Die Ausgangslage ist bekannt: Die Schweiz ist vielfach gezwungen, EU-Recht zu übernehmen, damit die entsprechenden Produkte überhaupt noch in die EU-Staaten exportiert werden können. Doch die Übernahme des vielfach ausufernden EU-Rechts ist für die Wirtschaft und die betroffenen Unternehmen in der Regel mit zusätzlichen Regulierungskosten verbunden: Neue Etikettierungsvorschriften, vermehrte Kontrollen und endlose Dokumentationen – die Liste liesse sich verlängern (vgl. Kasten). Dabei wird von der Schweiz das EU-Recht vielfach möglichst rasch, perfektionistisch und mit grösster Akribie übernommen. Das stösst vielen Unternehmern hierzulande zunehmend sauer auf. Nun bekommen sie Unterstützung aus dem Parlament. sgv-Vizepräsident Jean-René Fournier und Gewerbekammermitglied Peter Schilliger verlangen mittels gleichlautenden Postulaten, dass bei der Übernahme von EU-Recht «kein Swiss Finish» zur Anwendung gelangt und dass «kein vorauseilender Gehorsam» geübt werden solle. «Damit benachteiligen wir uns im Wettbewerb gegenüber jenen EU-Staaten, die sich mehr Zeit lassen oder gewisse Normen nur unvollständig oder gar nicht umsetzen», hält der Walliser Fournier fest. Und der Luzerner Schilliger ergänzt: «Die typisch schweizerische Eigenart, das EU-Recht nicht nur zu übernehmen, sondern es sogar noch zu verschärfen – also der sogenannte Swiss Finish – und mit sachfremden Bestimmungen anzureichern, schadet unseren KMU.»

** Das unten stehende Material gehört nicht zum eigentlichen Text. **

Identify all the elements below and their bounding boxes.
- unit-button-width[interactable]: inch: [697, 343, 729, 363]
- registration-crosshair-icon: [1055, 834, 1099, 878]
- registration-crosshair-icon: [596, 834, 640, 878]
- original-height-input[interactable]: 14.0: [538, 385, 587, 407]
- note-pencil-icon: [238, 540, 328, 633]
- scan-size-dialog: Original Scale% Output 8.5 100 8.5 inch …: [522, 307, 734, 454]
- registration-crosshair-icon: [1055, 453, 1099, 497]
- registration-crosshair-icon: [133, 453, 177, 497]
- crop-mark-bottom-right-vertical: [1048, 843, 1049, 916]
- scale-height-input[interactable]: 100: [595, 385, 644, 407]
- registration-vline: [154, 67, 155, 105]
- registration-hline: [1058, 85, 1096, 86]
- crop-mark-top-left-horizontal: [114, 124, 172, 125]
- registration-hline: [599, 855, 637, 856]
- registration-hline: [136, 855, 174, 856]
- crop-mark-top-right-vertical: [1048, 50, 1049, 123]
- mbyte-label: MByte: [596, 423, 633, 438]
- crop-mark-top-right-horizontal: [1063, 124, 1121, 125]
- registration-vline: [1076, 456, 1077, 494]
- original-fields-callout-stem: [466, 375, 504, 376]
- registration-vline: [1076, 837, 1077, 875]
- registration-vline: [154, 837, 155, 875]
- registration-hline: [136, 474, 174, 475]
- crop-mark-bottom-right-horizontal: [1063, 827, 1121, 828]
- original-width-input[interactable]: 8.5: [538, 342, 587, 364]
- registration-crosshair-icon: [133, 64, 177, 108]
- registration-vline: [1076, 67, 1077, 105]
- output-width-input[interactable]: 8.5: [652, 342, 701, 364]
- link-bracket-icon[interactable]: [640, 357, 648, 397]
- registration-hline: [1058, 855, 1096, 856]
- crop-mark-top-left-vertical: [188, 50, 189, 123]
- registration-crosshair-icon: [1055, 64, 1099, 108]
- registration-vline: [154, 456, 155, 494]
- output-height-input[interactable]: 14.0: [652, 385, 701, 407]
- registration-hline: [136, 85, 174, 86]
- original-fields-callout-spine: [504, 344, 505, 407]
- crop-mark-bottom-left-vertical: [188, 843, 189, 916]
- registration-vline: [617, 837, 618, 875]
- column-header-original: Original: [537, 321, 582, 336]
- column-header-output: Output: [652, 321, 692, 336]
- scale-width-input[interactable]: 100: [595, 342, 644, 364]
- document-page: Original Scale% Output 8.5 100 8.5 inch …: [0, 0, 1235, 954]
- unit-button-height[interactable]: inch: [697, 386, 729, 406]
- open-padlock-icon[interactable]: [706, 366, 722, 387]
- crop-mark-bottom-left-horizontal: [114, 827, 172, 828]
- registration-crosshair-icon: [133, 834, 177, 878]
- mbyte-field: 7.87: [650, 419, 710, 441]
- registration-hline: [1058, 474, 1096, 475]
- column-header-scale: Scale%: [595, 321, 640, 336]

So spät wie möglich umsetzen

Falls nicht unsererseits ein Interesse an einer raschen Übernahme des EU-Rechts bestehe, solle die Schweiz als Nicht-EU-Mitglied das EU-Recht erst zum spätest möglichen Zeitpunkt effektiv umsetzen, fordern die beiden Gewerbevertreter vom Bundesrat. «Dies gilt sowohl für direkt anwendbares Recht als auch für EU-Recht, das vorher noch in die schweizerische Gesetzgebung umgesetzt werden muss.» EU-Recht solle nur dann schneller in der Schweiz zur Anwendung gelangen, zusätzlich verschärft oder mit weiteren, sachfremden Bestimmungen angereichert werden, wenn dies von einer Mehrheit der interessierten und betroffenen Kreise ausdrücklich gewünscht werde, denn: «Ein schlanker Staat und eine nicht zu enge Regulierungsdichte sind immer noch einer der wichtigsten Standortfaktoren der Schweiz, die unseren Wohlstand begründen.» Dazu gelte es Sorge zu tragen. En

Verordnungen

Keine Verschärfung

Ständerat Jean-René Fournier will, dass bundesrätliche Ausführungsverordnungen zu wichtigen Erlassen durch die eidgenössischen Räte genehmigt werden können. «Die Verwaltung erliegt immer mehr der Versuchung, mithilfe von Ausführungsverordnungen das zu erreichen, was ihr vom Gesetzgeber verwehrt wurde», schreibt Fournier in der Begründung seiner parlamentarischen Initiative. Als Beispiele nannte er gegenüber der Gewerbezeitung die Verordnung zum Raumplanungsgesetz und jene betreffend Restwassermengen.

Swiss finish

Vier Beispiele überbordender Regulierung

Umsetzung Gafi: Bei der Regulierung der Geldwäscherei wollte der Bundesrat nicht die mildesten Mittel nehmen, sondern die schärfsten miteinander kombinieren (Bargeldvebot ab 100 000 Franken und Kriminalisierung der Steuerhinterziehung).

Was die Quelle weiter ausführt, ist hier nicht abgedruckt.